The difficulty is not so much which hash function is used, but the process of converting a non-canonical form of the JSON schema to a canonical form of the JSON schema.
https://avro.apache.org/docs/current/spec.html#Transforming+into+Parsing+Canonical+Form
This work has not been done yet for this particular library.
I'm taking a look at adding a feature to output the canonicalized JSON version of the schema. The goal is the output of this upcoming function or method will be able to be used as the input for any desired hashing algorithm to get a schema ID.
I have merged in some work from a contributor to convert a valid Avro schema to Parsing Canonical Form, and I implemented the CRC-64-AVRO hash suggested in the Avro Specification. Sadly I was unable to find any sample fingerprints using the custom hash function to add to the test suite, so that code has not been merged into the mainline branch yet.
While looking for the sample fingerprints I did find the Avro Resolution Canonical Form project which aims to complement Parsing Canonical Form by adding a few necessary rules required to fully disambiguate schemas based also on their default
and alias
properties.
I suppose the proper course of action is to consider adding the ability to export a schema's Avro Resolution Canonical Form.
Is the solution as simple as rewriting the following (java class) in go? https://github.com/apache/avro/blob/2bbb99602e9e925058ead86fc8ac4e27055b05d6/lang/java/avro/src/main/java/org/apache/avro/SchemaNormalization.java#L35-L45
I made use of that in this project to manually generate the parsing form for the avro schemas I need.
I could write a go implementation myself by copying from the java source but it'd be ugly.

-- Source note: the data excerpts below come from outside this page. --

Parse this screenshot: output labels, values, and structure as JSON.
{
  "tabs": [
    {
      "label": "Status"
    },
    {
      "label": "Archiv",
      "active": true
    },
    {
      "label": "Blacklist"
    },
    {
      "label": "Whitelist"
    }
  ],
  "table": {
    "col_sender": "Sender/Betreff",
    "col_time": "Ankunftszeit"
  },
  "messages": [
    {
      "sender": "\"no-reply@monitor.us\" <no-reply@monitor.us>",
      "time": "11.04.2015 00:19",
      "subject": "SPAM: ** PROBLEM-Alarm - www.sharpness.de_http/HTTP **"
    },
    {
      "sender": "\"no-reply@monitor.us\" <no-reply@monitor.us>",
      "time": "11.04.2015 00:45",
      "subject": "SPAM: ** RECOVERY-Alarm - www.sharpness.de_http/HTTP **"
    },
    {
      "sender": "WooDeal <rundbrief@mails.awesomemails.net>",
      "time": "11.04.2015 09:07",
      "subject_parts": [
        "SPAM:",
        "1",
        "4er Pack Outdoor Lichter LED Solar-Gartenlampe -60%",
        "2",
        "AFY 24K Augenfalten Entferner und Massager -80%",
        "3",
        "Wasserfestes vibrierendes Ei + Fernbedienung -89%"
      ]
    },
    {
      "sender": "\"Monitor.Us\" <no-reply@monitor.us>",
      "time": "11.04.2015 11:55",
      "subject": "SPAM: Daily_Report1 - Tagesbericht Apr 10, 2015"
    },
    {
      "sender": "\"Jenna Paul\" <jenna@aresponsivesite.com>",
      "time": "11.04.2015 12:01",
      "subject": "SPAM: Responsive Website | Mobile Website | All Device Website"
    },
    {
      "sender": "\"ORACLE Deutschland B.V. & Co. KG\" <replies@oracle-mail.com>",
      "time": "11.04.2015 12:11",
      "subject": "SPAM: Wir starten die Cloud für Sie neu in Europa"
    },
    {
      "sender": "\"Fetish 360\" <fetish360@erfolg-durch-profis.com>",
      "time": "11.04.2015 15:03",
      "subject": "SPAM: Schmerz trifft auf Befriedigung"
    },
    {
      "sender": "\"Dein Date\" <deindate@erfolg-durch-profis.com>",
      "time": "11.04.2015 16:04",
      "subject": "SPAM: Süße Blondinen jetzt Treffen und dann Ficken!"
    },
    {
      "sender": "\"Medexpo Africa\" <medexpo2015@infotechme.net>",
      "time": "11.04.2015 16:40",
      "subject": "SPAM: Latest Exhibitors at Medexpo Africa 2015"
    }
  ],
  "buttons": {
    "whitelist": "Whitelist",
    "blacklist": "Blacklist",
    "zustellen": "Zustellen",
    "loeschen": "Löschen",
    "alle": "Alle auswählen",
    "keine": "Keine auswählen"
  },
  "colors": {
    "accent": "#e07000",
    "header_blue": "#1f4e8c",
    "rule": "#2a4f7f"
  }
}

Oh, and here are a few sample schemas and their fingerprints https://github.com/apache/avro/blob/17f2d75132021fafeca29edbdcade40df960fdc9/share/test/data/schema-tests.txt
Avro specification contains description of generating schema fingerprints. Is this functionality supported at all in the goavro package? Can you recommend the best way to generate a schema fingerprint?